Asian countries seem to be a happy hunting ground for raising resources for Export-Import Bank of India. After tapping Uridashi bonds (Japan) and Panda bonds (China), India’ export credit agency is eyeing issuance of Formosa bonds in Taiwan.

The move to tap Formosa bonds comes in the backdrop of China imposing controls to stem capital outflows. China reportedly saw outflows of about $309 billion in 2016.

David Rasquinha, Managing Director (Additional Charge), Exim Bank, said, “The Formosa bond market is something which is interesting. The Taiwanese companies are very liquid and investors in Taiwan are looking for investment opportunities.

“We did an investor update in April-May 2016 in Taipei. But we would need to once again talk to investors. So, it is early days yet.”

So far, the bank has raised foreign currency resources in diverse currencies including Australian dollars, euros, Japanese yen, Mexican peso, Offshore renminbi, Singapore dollars, South African rand, Swiss francs, Turkish lira and US dollars.

While the Panda bond market in China is a long-term focus for Exim Bank, Rasquinha said “right now the regulations in China are not favourable in the sense that if you raise money in yuan, you may not be able to take it out at this point in time because they have their own restrictions out there.”

When it comes to the Japanese investors’ appetite for Indian paper, the Exim Bank chief observed that with interest rates so low in Japan, there is no alternative but for savers there to look overseas. “Retaining funds in yen and investing them at very low or negative rates of interest is not going to help anyone. So, I would say Mrs Watanabe (the archetypal Japanese household investor) will continue to be interested in investing overseas,” he said.

Global scan

Rasquinha said Exim Bank is constantly scanning the global markets to mop up resources at lower interest rates. Exim Bank had raised $1 billion in July 2016 via maiden “144A” issuance under global medium term note programme.

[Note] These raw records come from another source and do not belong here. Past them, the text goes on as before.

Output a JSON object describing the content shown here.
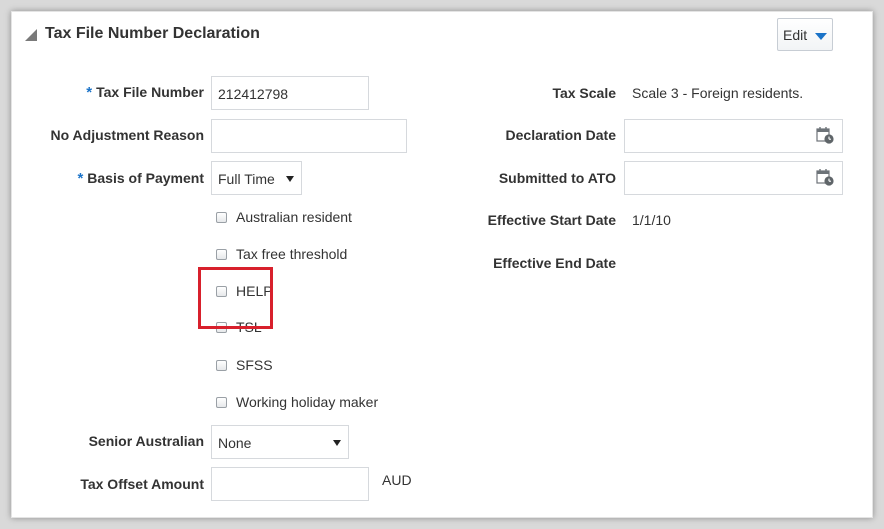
{
  "section": {
    "title": "Tax File Number Declaration",
    "edit_label": "Edit"
  },
  "left_fields": {
    "tax_file_number": {
      "label": "Tax File Number",
      "value": "212412798"
    },
    "no_adjustment_reason": {
      "label": "No Adjustment Reason",
      "value": ""
    },
    "basis_of_payment": {
      "label": "Basis of Payment",
      "value": "Full Time"
    },
    "senior_australian": {
      "label": "Senior Australian",
      "value": "None"
    },
    "tax_offset_amount": {
      "label": "Tax Offset Amount",
      "value": "",
      "currency": "AUD"
    }
  },
  "checkboxes": [
    {
      "label": "Australian resident",
      "checked": false
    },
    {
      "label": "Tax free threshold",
      "checked": false
    },
    {
      "label": "HELP",
      "checked": false
    },
    {
      "label": "TSL",
      "checked": false
    },
    {
      "label": "SFSS",
      "checked": false
    },
    {
      "label": "Working holiday maker",
      "checked": false
    }
  ],
  "right_fields": {
    "tax_scale": {
      "label": "Tax Scale",
      "value": "Scale 3 - Foreign residents."
    },
    "declaration_date": {
      "label": "Declaration Date",
      "value": ""
    },
    "submitted_to_ato": {
      "label": "Submitted to ATO",
      "value": ""
    },
    "effective_start_date": {
      "label": "Effective Start Date",
      "value": "1/1/10"
    },
    "effective_end_date": {
      "label": "Effective End Date",
      "value": ""
    }
  },
  "required_marker": "*",
  "colors": {
    "accent": "#1b73c8",
    "highlight": "#d8202c",
    "text": "#333333"
  },
  "icons": {
    "collapse": "triangle-collapse-icon",
    "dropdown": "caret-down-icon",
    "calendar": "calendar-icon"
  }
}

“It (144A issuance) was the finest rate (187 basis points over the 10-year US Treasury) got by anybody out of India and the largest subscription from the US, which is the most demanding and deepest capital market…

“The book was oversubscribed by almost 2.5 times at that time. We would definitely be eyeing that very seriously in the next financial year,” he said.

During the current financial year, the export credit agency raised about $2.5 billion as against $1.8 billion in the previous financial year.